Connecticut’s history in stone

In a lecture at the Peabody Museum of Natural History on Thursday, a professor laid out the foundation of Connecticut in stone.

Professor Jelle Zeilinger de Boer, a retired Wesleyan earth and environmental science professor, described the historical uses of Connecticut’s minerals and rocks from a geological perspective in his lecture, “Connecticut’s Stories in Stone.”

De Boer said that the teaching of geology as a science at Yale has a long history. Benjamin Silliman first brought the discipline to the University when he began teaching for the Department of Chemistry and Natural Sciences in 1802.
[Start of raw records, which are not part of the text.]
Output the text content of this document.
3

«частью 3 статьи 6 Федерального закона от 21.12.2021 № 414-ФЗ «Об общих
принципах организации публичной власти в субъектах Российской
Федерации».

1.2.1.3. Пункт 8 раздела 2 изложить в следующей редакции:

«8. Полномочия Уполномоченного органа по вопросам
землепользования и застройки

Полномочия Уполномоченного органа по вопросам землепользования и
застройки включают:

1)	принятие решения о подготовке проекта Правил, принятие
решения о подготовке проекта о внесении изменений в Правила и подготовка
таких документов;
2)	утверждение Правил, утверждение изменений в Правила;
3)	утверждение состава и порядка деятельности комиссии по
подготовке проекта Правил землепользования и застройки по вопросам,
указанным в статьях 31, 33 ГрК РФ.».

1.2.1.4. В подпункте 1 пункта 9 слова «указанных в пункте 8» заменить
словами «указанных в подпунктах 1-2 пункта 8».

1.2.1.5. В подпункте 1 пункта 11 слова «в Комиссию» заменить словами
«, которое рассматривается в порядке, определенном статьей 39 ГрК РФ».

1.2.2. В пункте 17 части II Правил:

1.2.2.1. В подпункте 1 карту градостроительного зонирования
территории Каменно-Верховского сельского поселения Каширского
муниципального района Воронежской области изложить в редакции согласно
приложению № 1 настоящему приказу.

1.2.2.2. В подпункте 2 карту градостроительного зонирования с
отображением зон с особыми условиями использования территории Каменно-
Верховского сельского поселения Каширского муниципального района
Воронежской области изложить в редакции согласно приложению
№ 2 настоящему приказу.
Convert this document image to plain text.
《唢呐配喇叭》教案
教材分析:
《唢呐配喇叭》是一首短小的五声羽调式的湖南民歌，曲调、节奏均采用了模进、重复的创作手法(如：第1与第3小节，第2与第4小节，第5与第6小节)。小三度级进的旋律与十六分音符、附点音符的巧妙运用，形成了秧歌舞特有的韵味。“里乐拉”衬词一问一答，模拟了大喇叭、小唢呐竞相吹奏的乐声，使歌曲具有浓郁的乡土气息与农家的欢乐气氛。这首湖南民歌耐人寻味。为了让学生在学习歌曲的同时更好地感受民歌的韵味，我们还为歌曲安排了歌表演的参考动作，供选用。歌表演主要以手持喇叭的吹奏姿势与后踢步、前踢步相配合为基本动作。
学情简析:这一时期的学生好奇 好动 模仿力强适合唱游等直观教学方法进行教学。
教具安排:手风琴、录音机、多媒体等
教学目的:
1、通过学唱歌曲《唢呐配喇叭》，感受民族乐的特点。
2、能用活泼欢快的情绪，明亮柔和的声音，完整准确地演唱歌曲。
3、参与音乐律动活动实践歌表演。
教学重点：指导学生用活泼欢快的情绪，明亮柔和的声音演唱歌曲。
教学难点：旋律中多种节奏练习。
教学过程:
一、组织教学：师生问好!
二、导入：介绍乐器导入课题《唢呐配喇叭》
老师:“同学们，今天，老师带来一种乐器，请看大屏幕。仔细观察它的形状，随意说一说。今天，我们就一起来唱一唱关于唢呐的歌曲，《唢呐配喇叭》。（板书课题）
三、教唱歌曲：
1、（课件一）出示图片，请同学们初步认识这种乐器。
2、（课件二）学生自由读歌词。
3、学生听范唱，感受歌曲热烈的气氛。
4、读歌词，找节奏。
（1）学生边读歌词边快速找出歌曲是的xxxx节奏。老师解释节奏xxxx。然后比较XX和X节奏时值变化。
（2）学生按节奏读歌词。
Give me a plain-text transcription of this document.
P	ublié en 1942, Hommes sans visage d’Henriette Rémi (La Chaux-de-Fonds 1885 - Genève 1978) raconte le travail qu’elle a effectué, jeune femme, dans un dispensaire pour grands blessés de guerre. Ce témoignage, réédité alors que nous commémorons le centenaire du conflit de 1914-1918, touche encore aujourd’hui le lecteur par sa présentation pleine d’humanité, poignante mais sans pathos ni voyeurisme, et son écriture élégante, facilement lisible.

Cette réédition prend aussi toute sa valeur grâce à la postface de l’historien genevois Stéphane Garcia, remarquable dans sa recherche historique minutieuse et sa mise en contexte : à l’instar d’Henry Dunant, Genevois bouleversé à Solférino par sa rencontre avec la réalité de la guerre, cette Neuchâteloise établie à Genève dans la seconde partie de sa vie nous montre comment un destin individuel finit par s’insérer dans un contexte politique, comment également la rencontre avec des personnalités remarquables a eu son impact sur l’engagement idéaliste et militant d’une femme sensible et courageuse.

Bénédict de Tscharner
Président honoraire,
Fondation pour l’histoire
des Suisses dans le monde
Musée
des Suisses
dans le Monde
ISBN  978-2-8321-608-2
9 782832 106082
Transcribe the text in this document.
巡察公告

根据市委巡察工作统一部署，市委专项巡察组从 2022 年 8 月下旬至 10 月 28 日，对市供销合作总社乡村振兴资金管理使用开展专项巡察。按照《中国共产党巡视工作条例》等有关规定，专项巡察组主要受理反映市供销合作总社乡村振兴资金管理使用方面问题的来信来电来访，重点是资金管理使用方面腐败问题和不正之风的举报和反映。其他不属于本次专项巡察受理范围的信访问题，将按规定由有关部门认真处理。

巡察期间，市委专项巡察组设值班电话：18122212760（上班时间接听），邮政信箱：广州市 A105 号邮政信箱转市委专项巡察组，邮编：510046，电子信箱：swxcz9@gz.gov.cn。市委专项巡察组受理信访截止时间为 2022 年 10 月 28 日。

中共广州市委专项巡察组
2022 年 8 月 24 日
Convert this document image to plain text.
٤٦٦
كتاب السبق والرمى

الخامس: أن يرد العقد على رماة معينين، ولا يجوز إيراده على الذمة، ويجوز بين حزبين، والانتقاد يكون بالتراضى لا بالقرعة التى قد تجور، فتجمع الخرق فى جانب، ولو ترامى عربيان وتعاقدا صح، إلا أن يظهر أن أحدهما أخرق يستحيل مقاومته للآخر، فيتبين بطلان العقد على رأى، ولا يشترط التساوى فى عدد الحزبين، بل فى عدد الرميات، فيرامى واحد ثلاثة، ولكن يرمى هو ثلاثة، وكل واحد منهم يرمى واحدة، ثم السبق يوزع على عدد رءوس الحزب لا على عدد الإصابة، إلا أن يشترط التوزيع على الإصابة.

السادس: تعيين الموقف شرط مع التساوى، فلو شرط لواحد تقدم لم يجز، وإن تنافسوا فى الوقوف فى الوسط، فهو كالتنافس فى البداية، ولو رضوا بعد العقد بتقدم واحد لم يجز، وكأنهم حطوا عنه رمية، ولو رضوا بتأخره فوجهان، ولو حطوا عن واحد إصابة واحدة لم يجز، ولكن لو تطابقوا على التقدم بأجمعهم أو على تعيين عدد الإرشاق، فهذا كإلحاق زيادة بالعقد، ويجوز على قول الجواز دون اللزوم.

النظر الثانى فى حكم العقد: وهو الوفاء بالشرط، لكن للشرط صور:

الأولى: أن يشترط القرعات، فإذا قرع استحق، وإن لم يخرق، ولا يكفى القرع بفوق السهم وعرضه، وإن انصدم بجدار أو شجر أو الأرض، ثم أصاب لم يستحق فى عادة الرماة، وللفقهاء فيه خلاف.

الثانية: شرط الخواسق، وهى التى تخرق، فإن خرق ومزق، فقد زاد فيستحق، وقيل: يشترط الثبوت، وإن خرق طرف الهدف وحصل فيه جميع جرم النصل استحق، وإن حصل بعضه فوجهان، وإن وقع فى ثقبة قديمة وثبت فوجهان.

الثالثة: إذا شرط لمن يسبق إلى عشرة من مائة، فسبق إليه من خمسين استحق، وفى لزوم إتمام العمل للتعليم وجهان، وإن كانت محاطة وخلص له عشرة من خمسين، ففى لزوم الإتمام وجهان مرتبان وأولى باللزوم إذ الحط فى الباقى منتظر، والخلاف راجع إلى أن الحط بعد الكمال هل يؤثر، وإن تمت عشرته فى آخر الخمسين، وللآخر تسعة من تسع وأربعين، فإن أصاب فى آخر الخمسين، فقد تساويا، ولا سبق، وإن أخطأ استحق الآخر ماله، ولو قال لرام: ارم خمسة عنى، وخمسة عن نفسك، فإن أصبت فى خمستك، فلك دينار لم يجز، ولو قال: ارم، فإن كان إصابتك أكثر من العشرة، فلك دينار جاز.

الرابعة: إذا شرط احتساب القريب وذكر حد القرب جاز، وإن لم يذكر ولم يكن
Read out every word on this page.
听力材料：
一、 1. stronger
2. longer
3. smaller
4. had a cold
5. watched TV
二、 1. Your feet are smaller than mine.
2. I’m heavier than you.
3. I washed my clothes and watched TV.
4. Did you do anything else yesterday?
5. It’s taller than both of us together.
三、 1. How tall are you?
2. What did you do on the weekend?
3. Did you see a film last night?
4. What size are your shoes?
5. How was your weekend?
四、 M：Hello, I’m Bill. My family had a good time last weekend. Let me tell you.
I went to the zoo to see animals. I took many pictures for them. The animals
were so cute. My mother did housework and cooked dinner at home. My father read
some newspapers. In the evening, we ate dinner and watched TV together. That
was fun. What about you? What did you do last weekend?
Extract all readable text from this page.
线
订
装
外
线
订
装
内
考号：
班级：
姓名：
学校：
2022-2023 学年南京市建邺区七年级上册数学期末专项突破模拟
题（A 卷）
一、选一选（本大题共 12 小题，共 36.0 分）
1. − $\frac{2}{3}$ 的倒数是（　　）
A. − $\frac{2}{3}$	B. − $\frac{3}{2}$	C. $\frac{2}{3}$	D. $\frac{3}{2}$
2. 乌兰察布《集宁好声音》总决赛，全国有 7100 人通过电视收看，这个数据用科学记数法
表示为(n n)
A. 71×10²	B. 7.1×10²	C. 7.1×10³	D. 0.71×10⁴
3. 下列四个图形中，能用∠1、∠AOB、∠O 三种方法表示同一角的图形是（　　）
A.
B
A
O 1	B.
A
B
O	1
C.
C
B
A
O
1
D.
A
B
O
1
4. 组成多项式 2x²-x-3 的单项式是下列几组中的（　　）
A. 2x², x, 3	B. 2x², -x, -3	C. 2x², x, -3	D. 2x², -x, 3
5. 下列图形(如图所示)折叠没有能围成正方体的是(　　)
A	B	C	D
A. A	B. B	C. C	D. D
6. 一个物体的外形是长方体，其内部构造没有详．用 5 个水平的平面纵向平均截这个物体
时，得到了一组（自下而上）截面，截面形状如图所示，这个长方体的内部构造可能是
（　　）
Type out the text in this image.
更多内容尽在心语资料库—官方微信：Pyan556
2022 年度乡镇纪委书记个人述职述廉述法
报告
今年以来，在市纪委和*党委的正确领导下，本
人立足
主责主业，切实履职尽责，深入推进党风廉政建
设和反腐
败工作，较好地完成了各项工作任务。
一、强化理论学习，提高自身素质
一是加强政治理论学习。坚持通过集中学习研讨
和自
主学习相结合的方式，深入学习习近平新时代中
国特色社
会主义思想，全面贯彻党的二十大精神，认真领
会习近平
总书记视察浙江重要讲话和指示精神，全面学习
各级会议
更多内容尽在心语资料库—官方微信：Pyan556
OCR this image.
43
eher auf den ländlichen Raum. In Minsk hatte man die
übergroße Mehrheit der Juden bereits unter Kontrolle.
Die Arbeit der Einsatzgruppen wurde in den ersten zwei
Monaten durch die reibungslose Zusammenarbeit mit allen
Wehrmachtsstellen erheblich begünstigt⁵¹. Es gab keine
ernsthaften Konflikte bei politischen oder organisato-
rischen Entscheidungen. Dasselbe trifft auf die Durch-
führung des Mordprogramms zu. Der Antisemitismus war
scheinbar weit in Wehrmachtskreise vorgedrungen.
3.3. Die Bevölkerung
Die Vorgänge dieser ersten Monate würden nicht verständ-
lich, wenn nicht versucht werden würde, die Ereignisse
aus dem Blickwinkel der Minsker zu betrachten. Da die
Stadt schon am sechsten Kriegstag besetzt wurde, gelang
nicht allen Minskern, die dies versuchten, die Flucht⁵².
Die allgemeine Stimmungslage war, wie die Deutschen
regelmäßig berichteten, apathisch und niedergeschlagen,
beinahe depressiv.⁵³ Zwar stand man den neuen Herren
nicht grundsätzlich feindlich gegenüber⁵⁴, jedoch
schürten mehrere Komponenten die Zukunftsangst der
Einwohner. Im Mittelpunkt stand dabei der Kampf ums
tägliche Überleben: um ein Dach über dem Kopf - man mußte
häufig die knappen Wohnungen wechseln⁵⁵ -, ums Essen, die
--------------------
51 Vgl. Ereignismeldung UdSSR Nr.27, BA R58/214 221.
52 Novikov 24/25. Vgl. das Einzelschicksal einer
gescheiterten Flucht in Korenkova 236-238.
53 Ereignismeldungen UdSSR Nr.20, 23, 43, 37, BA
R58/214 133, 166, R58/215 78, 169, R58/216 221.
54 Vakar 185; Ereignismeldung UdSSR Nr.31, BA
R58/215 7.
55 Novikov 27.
Silliman had a role in collecting pieces of a meteorite that landed in the town of Easton, Conn., in 1807, which are currently on display at the Peabody, de Boer said.

De Boer added that Thomas Jefferson, upon hearing about the discovery of the meteorite in Connecticut, said, “It’s a lie! It is easier to believe that the two Yankee professors would lie than the stones would fall from heaven.”

In addition to describing Connecticut’s history of “stones from space,” de Boer also spoke about the role of Connecticut minerals in American wars, including the Civil War and American Revolution.

Salisbury iron ores were important in the Civil War because their iron was used in armaments, he said.

In the American Revolution, colonists melted a gilded, iron statue of King George III into bullets, many of which were later used at the Battle of Saratoga, he added.

Mineral resources also contributed to Connecticut commerce and to the clock-making industry, de Boer said. Bristol copper ores led to new production methods for the Connecticut clock industry, and granite was mined in Branford until the end of the 19th century, de Boer said.

But he added that rocks and minerals no longer play as important a role in the state.

“We don’t have anything left,” he said.

The lecture attracted New Haven residents and geology enthusiasts alike.

“I loved the blending in of history,” said Judy Hickey, who attended the talk with her husband Leo, a curator at the Peabody.

David Duffner, a New Haven resident whose wife volunteers at the Peabody Museum, said he liked how de Boer related geology to the economics of Connecticut.

He added that he came to the lecture because he was interested in Connecticut geography and, in fact, keeps a rock collection at home.

Professor de Boer is the author of “Stories in Stone,” “Volcanoes in Human History,” and “Earthquakes in Human History.”